The Internet shivered with horror and fascination today at the revelation that the Jamestown colonists cannibalized each other during the dreadful winter of 1609. According to the report in Smithsonian, the skeleton of a 14-year-old girl shows clear signs of being butchered for food, with telltale knife marks on her skull, jaw, and shin. Fellow colonists probably ate her “brain, tongue, cheeks, and leg muscles.” The “starving time” during the first year of Jamestown left most of the 100-odd colonists dead. Ghastly firsthand accounts hinted at cannibalism (as well as the eating of horses, dogs, cats, vermin, and shoes), but this is the conclusive evidence that archeologists and historians have been waiting for.
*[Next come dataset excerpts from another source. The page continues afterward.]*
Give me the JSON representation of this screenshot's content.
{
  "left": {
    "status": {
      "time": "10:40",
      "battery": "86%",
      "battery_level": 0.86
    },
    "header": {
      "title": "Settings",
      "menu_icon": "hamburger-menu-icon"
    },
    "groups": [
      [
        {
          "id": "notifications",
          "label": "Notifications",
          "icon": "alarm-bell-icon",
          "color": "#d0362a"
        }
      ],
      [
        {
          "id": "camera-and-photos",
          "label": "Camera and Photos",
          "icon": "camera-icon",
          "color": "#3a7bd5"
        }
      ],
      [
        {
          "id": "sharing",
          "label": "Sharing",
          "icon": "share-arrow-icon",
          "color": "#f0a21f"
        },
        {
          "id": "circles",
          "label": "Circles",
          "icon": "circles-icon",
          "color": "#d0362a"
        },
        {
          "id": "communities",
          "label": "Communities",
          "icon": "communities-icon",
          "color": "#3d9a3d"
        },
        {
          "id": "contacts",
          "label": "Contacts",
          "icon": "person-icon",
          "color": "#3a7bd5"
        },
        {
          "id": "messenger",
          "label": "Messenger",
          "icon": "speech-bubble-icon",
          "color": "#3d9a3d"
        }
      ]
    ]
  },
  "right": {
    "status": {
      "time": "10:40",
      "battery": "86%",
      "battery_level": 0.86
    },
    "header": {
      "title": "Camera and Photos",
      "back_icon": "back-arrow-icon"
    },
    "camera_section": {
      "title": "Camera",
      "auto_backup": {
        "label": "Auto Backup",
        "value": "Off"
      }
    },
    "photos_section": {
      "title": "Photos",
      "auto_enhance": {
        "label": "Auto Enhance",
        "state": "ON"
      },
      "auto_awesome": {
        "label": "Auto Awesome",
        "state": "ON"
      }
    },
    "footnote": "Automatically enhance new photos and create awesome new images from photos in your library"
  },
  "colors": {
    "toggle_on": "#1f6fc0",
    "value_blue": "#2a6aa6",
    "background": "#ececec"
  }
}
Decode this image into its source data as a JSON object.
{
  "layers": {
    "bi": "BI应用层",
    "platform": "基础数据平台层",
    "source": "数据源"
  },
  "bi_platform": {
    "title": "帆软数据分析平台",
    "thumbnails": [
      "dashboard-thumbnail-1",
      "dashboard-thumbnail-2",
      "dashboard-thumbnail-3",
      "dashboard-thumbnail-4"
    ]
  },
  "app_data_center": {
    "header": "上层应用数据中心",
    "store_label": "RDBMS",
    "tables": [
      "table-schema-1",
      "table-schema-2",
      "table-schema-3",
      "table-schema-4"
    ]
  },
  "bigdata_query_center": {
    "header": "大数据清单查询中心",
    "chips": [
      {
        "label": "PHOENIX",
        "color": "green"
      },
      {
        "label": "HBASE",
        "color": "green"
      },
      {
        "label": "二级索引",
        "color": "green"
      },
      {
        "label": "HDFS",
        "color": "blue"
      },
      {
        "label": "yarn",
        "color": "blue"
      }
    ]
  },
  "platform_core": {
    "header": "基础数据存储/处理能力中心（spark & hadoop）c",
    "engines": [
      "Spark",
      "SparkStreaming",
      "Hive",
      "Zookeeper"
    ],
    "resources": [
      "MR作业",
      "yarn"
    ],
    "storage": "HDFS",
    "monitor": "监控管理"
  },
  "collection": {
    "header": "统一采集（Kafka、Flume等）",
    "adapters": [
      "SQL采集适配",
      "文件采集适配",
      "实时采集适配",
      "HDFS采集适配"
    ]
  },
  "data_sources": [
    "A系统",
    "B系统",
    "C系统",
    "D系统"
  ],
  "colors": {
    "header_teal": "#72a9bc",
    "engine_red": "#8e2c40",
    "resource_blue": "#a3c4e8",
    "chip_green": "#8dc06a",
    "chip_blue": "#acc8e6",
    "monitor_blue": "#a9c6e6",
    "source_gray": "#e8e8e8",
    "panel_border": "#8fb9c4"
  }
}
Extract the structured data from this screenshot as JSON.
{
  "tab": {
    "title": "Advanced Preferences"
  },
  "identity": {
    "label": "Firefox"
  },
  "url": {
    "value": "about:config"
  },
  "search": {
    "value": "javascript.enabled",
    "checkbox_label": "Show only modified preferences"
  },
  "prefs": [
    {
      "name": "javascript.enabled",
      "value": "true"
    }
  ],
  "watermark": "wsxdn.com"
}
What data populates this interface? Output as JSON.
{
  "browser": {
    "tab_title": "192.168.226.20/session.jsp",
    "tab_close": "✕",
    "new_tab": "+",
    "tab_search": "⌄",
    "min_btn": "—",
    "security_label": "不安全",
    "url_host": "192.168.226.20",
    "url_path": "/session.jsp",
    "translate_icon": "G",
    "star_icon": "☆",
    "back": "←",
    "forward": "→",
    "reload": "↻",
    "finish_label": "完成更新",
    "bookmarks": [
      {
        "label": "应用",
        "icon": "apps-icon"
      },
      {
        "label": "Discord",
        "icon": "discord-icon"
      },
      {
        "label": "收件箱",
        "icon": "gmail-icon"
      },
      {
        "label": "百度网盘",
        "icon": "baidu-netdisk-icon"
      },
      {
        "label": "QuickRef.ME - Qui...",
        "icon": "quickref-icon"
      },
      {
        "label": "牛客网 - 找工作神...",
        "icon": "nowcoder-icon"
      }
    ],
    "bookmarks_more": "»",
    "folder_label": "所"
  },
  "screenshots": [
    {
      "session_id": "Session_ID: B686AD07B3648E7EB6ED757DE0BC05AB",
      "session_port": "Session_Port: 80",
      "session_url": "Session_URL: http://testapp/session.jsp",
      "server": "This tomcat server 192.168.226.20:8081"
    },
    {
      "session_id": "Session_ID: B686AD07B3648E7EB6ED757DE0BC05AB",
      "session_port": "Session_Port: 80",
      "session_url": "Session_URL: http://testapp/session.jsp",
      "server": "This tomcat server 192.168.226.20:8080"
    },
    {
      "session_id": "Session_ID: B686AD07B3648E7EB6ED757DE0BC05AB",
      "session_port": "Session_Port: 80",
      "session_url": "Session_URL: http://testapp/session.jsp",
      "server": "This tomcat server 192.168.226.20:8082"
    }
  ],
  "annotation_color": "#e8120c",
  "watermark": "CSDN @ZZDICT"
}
It’s the nature of taboos that they extinguish the capacity for calm discussion. Cannibalism occupies a dark cellar in our brains. Merely the mention of a famous episode—the Donner Party, Alive, the whaleship Essex, the famine in North Korea, Jeffrey Dahmer—provokes fear and disgust. (I also find that it inevitably provokes transference: It is literally impossible for me to think about an episode of cannibalism and not wonder what I would have done in the same circumstances. I suspect I am not alone in this.) Even when the cannibalism is driven by necessity rather than perversion—so-called “survival cannibalism”—most people are repulsed.
This may make you not want to be in a lifeboat with me, but I have never understood the horror and shock about starvation cannibalism. Human flesh isn’t anyone’s first choice for dinner (or not anyone normal), but the cannibalism taboo has always seemed pretty flimsy as taboos go. In a dire food shortage, one of the very first things you should do is eat the corpses of the dead. Human corpses have the proteins, fats, vitamins, and calories that starving people most need. I don’t endorse sacrificing the living to feed the starving—though even that done through some fair process may be justified in particularly dire circumstances—but cannibalizing corpses to fend off starvation seems like an easy call, and not a disgusting one.
A decade ago, I visited an Ethiopian village destroyed by famine, and I saw what is still the most horrifying thing I have ever seen: a 6-year-old boy named Saoudi—stick legs and arms, distended belly—whose lips and tongue were brown from eating dirt. It’s very likely that Saoudi didn’t survive the year, and if he did, he probably has permanent health and brain damage from the lack of nutrition. There were no corpses to eat in Dire Kiltu, but had there been, would it have been wrong—or even disgusting—for those villagers to have eaten them? To have fed their famished children protein and fat, rather than indigestible dirt and grass and shoe-leather, which is what starving people often eat? Survival cannibalism is terribly sad, because starvation is sad, but it is certainly less sad—and less revolting—than almost all of the alternatives.
So if you ever find yourself with my corpse at a remote plane crash site, you know what to do. These meaty thighs, the well-marbled belly, the beer-soaked liver—they won’t be of any more use to me. Please help yourself.